Le Grenelle de l’environnement, en l’état actuel du dispositif, a toutes chances de démobiliser ceux qui veulent se battre encore, et de répandre l’illusion, auprès des autres, que la situation est sous contrôle. Or c’est non seulement faux, mais aussi ridicule. Le mouvement de protection de la nature, où je compte tant d’amis – à la LPO, au WWF, Chez Greenpeace, à la Fondation Hulot, à FNE – doit au contraire se pencher au plus vite sur son passé.

Il n’y a pas d’autre urgence que de comprendre notre échec collectif. Car depuis sa naissance, notre mouvement n’a fait qu’accompagner la destruction. Il aura été, je suis désolé de l’écrire, le cogestionnaire du grand massacre en cours. Comme on peut dire que la FNSEA a été la cogestionnaire de la disparition de la paysannerie. Je sais que ces paroles en blesseront plus d’un, mais je ne suis pas là pour faire plaisir, en tout cas pas seulement. Il y a quarante ans, les menaces étaient locales, éparses, réversibles. Elles sont aujourd’hui globales, cumulatives, planétaires.

J’ajouterais un point qui me peine. Les grands efforts consentis pour sauver des bouts de nature – les gorges de la Loire, le cap Sizun, l’Écopôle du Forez, les nombreuses réserves naturelles – ont fini par masquer l’essentiel. Un confetti reste à jamais un confetti. Je suis infiniment heureux de pouvoir circuler entre les îlots de Molène, et d’y voir phoques et dauphins. Peu de lieux me plaisent autant que le Haut-Vercors, la pointe de Castelmeur ou la ferme de Bonnefond, proche des sources de la Loire.

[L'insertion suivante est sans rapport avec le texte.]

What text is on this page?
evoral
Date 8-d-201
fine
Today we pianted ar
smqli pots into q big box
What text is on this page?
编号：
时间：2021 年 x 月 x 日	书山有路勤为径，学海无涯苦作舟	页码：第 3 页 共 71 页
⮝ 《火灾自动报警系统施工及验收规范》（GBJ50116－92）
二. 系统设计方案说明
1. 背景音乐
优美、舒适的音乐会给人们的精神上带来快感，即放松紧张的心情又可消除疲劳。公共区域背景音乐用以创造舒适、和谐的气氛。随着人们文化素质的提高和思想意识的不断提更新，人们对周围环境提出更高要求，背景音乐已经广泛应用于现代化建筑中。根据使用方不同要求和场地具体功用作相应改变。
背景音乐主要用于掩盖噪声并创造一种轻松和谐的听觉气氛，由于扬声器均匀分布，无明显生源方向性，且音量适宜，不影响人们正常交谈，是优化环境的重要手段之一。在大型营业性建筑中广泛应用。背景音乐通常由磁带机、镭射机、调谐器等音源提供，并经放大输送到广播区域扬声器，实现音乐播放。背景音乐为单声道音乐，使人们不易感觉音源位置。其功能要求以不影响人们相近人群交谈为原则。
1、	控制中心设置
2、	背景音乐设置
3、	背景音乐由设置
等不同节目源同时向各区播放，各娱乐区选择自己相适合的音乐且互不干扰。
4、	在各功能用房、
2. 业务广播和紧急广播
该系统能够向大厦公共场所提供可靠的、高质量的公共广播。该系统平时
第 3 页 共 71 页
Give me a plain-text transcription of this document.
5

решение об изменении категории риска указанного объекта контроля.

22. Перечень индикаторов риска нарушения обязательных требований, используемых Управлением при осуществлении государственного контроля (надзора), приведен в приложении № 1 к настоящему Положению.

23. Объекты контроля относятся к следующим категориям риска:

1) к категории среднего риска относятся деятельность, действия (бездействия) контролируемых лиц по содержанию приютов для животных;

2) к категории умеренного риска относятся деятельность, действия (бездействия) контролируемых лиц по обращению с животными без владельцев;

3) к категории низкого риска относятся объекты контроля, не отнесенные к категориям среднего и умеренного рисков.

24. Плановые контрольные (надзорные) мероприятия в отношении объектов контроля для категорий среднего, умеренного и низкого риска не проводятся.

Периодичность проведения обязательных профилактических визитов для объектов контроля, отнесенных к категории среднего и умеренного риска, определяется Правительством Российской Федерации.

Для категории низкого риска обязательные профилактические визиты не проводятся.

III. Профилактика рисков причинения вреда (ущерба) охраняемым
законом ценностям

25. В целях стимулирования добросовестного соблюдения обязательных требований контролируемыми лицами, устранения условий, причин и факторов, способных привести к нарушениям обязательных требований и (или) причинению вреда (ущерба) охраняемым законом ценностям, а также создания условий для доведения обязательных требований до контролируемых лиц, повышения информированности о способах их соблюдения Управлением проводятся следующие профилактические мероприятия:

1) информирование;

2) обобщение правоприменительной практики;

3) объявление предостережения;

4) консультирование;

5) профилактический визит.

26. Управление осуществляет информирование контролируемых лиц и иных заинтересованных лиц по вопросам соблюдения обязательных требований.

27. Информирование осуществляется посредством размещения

Mais ce qu’il fallait sauver, ce qu’il faudra sauver demain, ce sont des espaces cohérents, des bassins entiers de fleuves, des écosystèmes complexes et reliés, la France même, et le monde. Le mouvement écologiste, auquel j’appartiens plus que jamais, doit trouver une voie neuve. Elle ne passe pas par le boulevard de Grenelle. Oh non !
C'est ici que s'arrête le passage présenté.